– Да это я так… слюной захлебнулся.
– Чем другим не захлебнись, – озаботилась Зинаида Григорьевна.
– А сама-то?.. Поешь, как соловей.
Бабка хотела что-то ответить, но промолчала, видимо, уловив в словах мужа некий резон.
– Сварливая бабенка, – согласился, однако, дед. – С такой жить – долгим век покажется! Тут им обоим «свезло».
– Да и Колька – тоже стерва хорошая! – не согласилась с такой однозначной трактовкой супруга. – Чуть что – кулаками махать. Кто там у них прав, кто не прав, чужая семья – потемки. И в этот раз, бабы рассказывали, – крик, гвалт, потом Галька с сумками пошкандыбала, на всю улицу орет. Артистка та еще, но, кто видел ее тогда, говорят, с ярким фингальским огнем под глазом шла. И в те же дни Татьяну, мать Кольки, парализовало: достали деточки. Долго не лежала, слава Богу, меньше, чем через месяц умерла.
– Бедная!
– Да нет, можно сказать, что еще и повезло. Другие годами лежат, сами намучаются и всех вокруг себя намучают.
– А кто же за ней ухаживал?
– Дочь Николая забегала иногда, да у нее дети маленькие, а в основном, Наташка Шурманова. Она подруга Кольки и Сереги, росли вместе, дружили всю жизнь.

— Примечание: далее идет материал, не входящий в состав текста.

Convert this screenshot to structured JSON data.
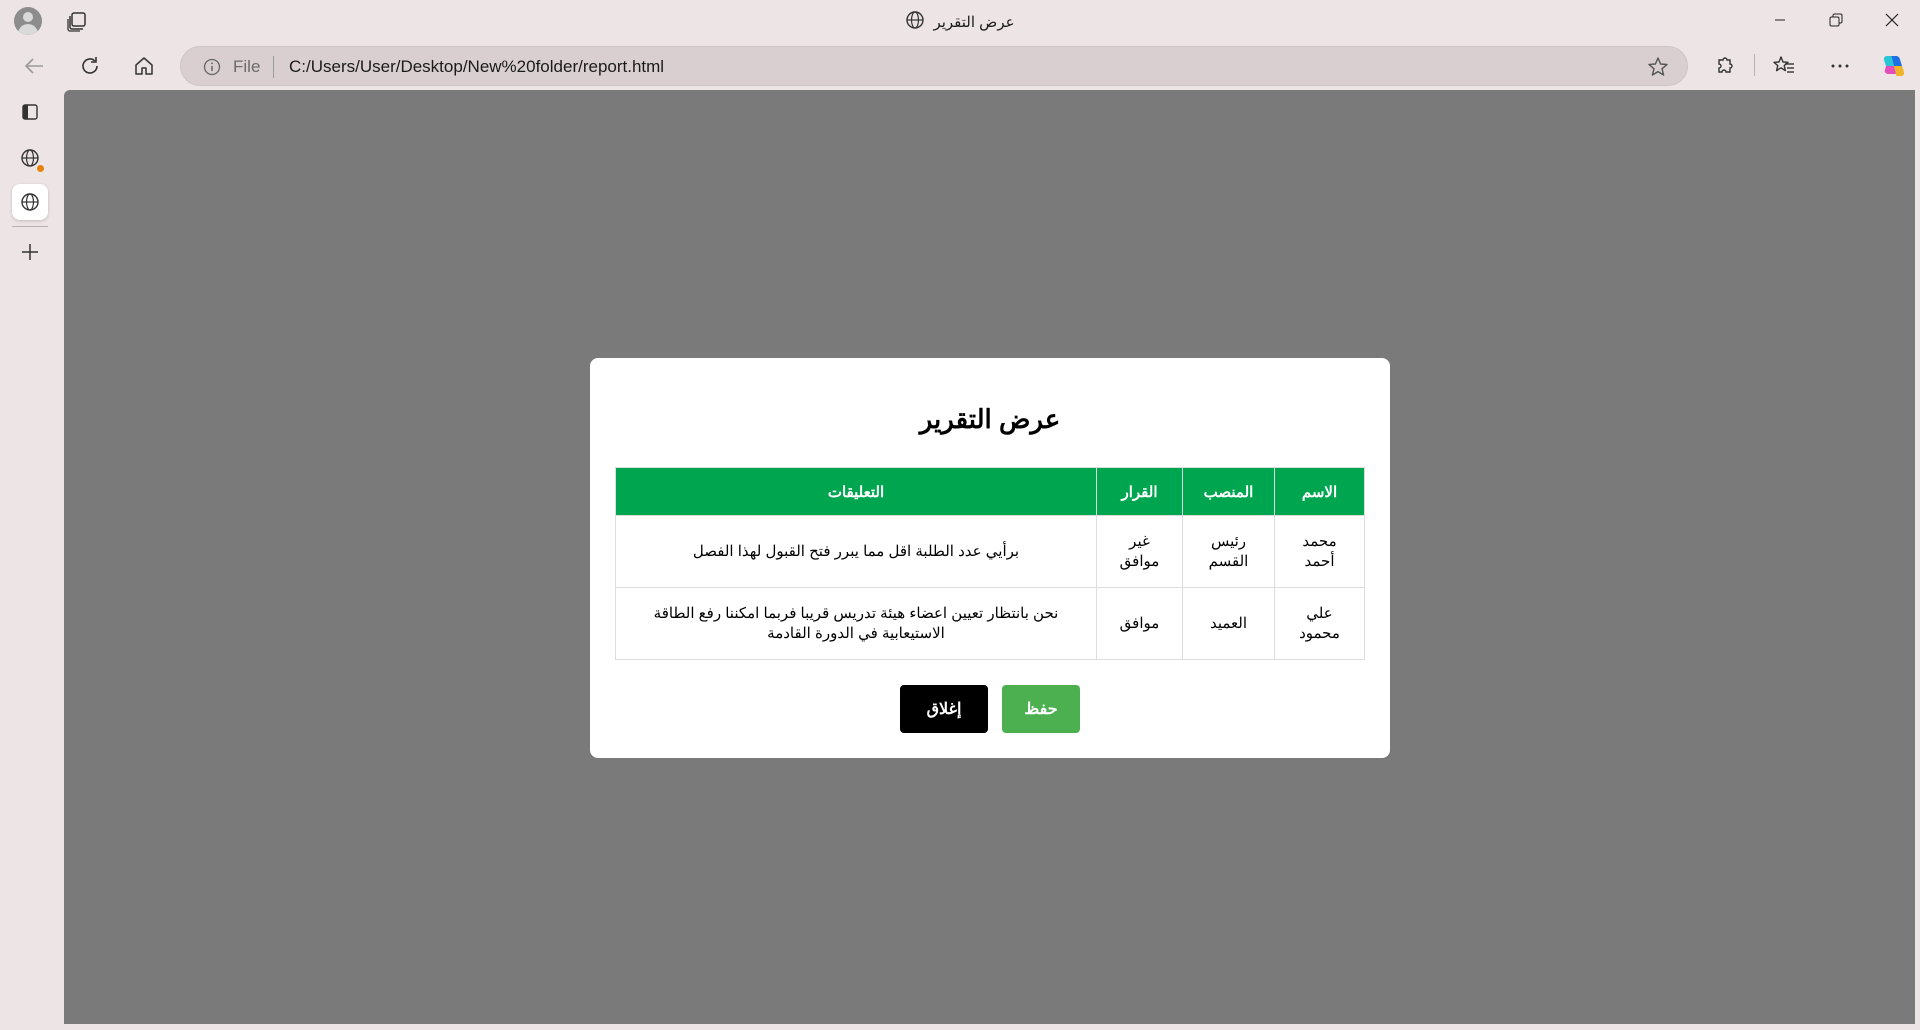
{
  "window": {
    "title": "عرض التقرير"
  },
  "address_bar": {
    "scheme_label": "File",
    "url": "C:/Users/User/Desktop/New%20folder/report.html"
  },
  "modal": {
    "title": "عرض التقرير",
    "headers": {
      "name": "الاسم",
      "position": "المنصب",
      "decision": "القرار",
      "comments": "التعليقات"
    },
    "rows": [
      {
        "name": "محمد أحمد",
        "position": "رئيس القسم",
        "decision": "غير موافق",
        "comments": "برأيي عدد الطلبة اقل مما يبرر فتح القبول لهذا الفصل"
      },
      {
        "name": "علي محمود",
        "position": "العميد",
        "decision": "موافق",
        "comments": "نحن بانتظار تعيين اعضاء هيئة تدريس قريبا فربما امكننا رفع الطاقة الاستيعابية في الدورة القادمة"
      }
    ],
    "buttons": {
      "save": "حفظ",
      "close": "إغلاق"
    }
  },
  "colors": {
    "header_green": "#00a64f",
    "save_green": "#4caf50",
    "overlay_gray": "#7a7a7a"
  }
}
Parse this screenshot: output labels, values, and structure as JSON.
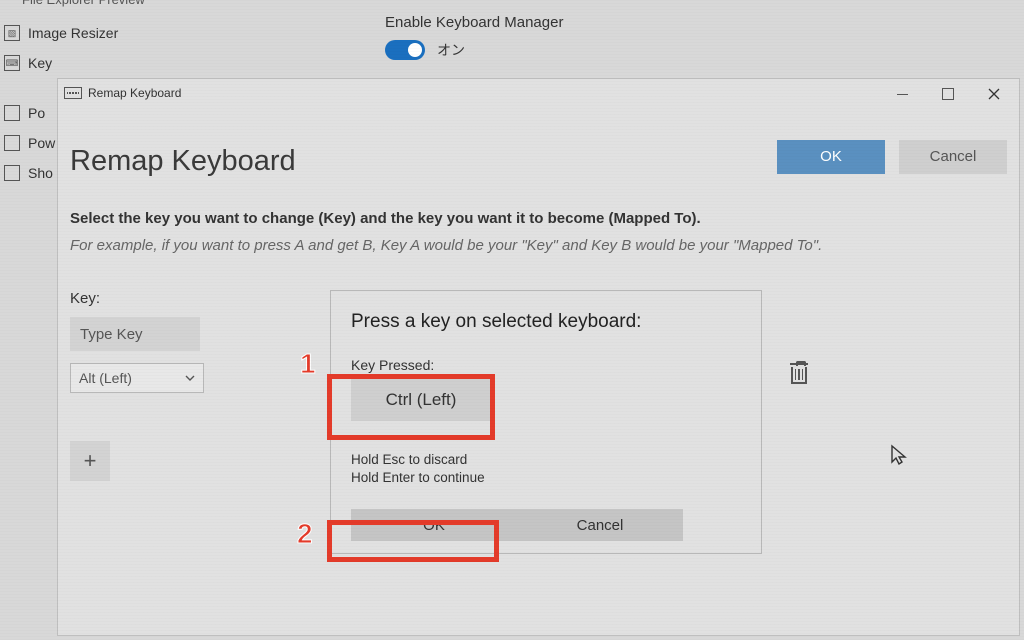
{
  "bg": {
    "top_sidebar_item": "File Explorer Preview",
    "sidebar": {
      "image_resizer": "Image Resizer",
      "key": "Key",
      "pow1": "Po",
      "pow2": "Pow",
      "sho": "Sho"
    },
    "setting_title": "Enable Keyboard Manager",
    "toggle_state": "オン"
  },
  "window": {
    "title": "Remap Keyboard",
    "heading": "Remap Keyboard",
    "ok": "OK",
    "cancel": "Cancel",
    "instruction": "Select the key you want to change (Key) and the key you want it to become (Mapped To).",
    "example": "For example, if you want to press A and get B, Key A would be your \"Key\" and Key B would be your \"Mapped To\".",
    "key_label": "Key:",
    "type_key": "Type Key",
    "selected_key": "Alt (Left)",
    "add": "+"
  },
  "capture": {
    "title": "Press a key on selected keyboard:",
    "key_pressed_label": "Key Pressed:",
    "key_pressed_value": "Ctrl (Left)",
    "hint1": "Hold Esc to discard",
    "hint2": "Hold Enter to continue",
    "ok": "OK",
    "cancel": "Cancel"
  },
  "annotations": {
    "n1": "1",
    "n2": "2"
  }
}
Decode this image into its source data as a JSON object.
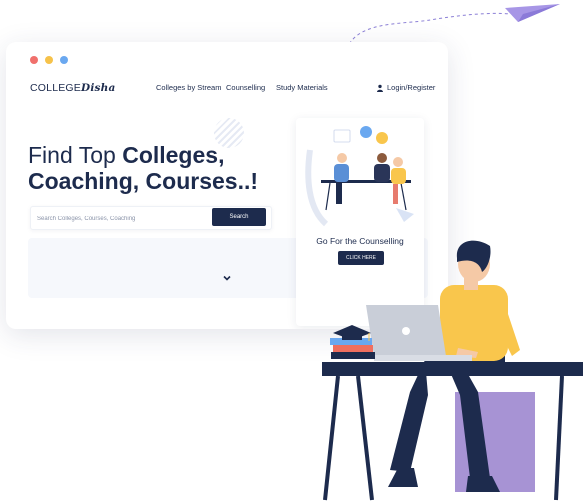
{
  "colors": {
    "navy": "#1d2b4d",
    "dot_red": "#f0706c",
    "dot_yellow": "#f6c24a",
    "dot_blue": "#6aa8f0",
    "person_yellow": "#f9c64c",
    "desk_purple": "#a793d4"
  },
  "logo": {
    "prefix": "COLLEGE",
    "suffix": "Disha"
  },
  "nav": {
    "items": [
      "Colleges by Stream",
      "Counselling",
      "Study Materials"
    ],
    "login_label": "Login/Register"
  },
  "hero": {
    "title_normal": "Find Top ",
    "title_bold_1": "Colleges,",
    "title_line2": "Coaching, Courses..!"
  },
  "search": {
    "placeholder": "Search Colleges, Courses, Coaching",
    "button_label": "Search"
  },
  "card": {
    "title": "Go For the Counselling",
    "button_label": "CLICK HERE"
  },
  "icons": [
    "user-icon",
    "chevron-down-icon",
    "paper-plane-icon",
    "graduation-cap-icon",
    "laptop-icon"
  ]
}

У них даже отчества одинаковые с Колькой – Павловичи они. Отцы тоже дружили, на подругах женились.
«Не разбери-поймешь», – подумали подруги.
Дед пошевелился, вроде бы тоже хотел что-то вставить.
– Язык долог – век короток, – снова ни к селу, ни к городу брякнула баба Зина, упреждая.
Подруги переглянулись: однако нелогично.
Супруги враз закручинились, вспоминая.
– Ну, дела! – вздохнула Людмила Ивановна, подталкивая.
Помолчав, Зинаида Григорьевна продолжила.
Николай не вдруг спохватился, что Серега не пришел попрощаться и ключи не принес. Пошел к нему (у них калитка в заборе между дворами) – на двери дома замок, ставни закрыты на прогоны изнутри. Походил вокруг дома – везде порядок. Подумал, может, друг, слыша разборки в соседнем дворе, не захотел глаза мозолить, уехал по-тихому? Поспрашивал у мужиков – никто его не видел, ни с кем не прощался. Ну, подумал, письмо напишет или позвонит. Да так с тех пор и не слыхать о нем ничего. Телефон не отвечает, адреса, где он, уйдя от жены, проживает, Николай не знает, теперь ведь писем не пишут, все по телефонам связываются. С женой они уже развелись, вряд ли она что-то знает. Колька все же написал на прежний адрес, жене, но ни ответа, ни привета, как говорится. Правда, с полгода назад приходили из милиции – видно, жена все же в розыск подала. Может, на наследство надеется – так вряд ли ей обломится: они уже развод оформили, ей не терпелось. Но, видно, все-таки совесть не до конца потеряла. Походили тут по дворам, расспрашивали, но, как обычно, никто ничего не видел. Замок на двери сломали, дом осмотрели – а что там смотреть: Сергей в одной комнате обитал, зачем ему эти хоромы. Ничего не тронуто, все по своим местам, пыль не порушена. Дед понятым ходил. Навесили замки на дом да на калитку. Одно предположение – в дороге сгинул, не доехал до дома.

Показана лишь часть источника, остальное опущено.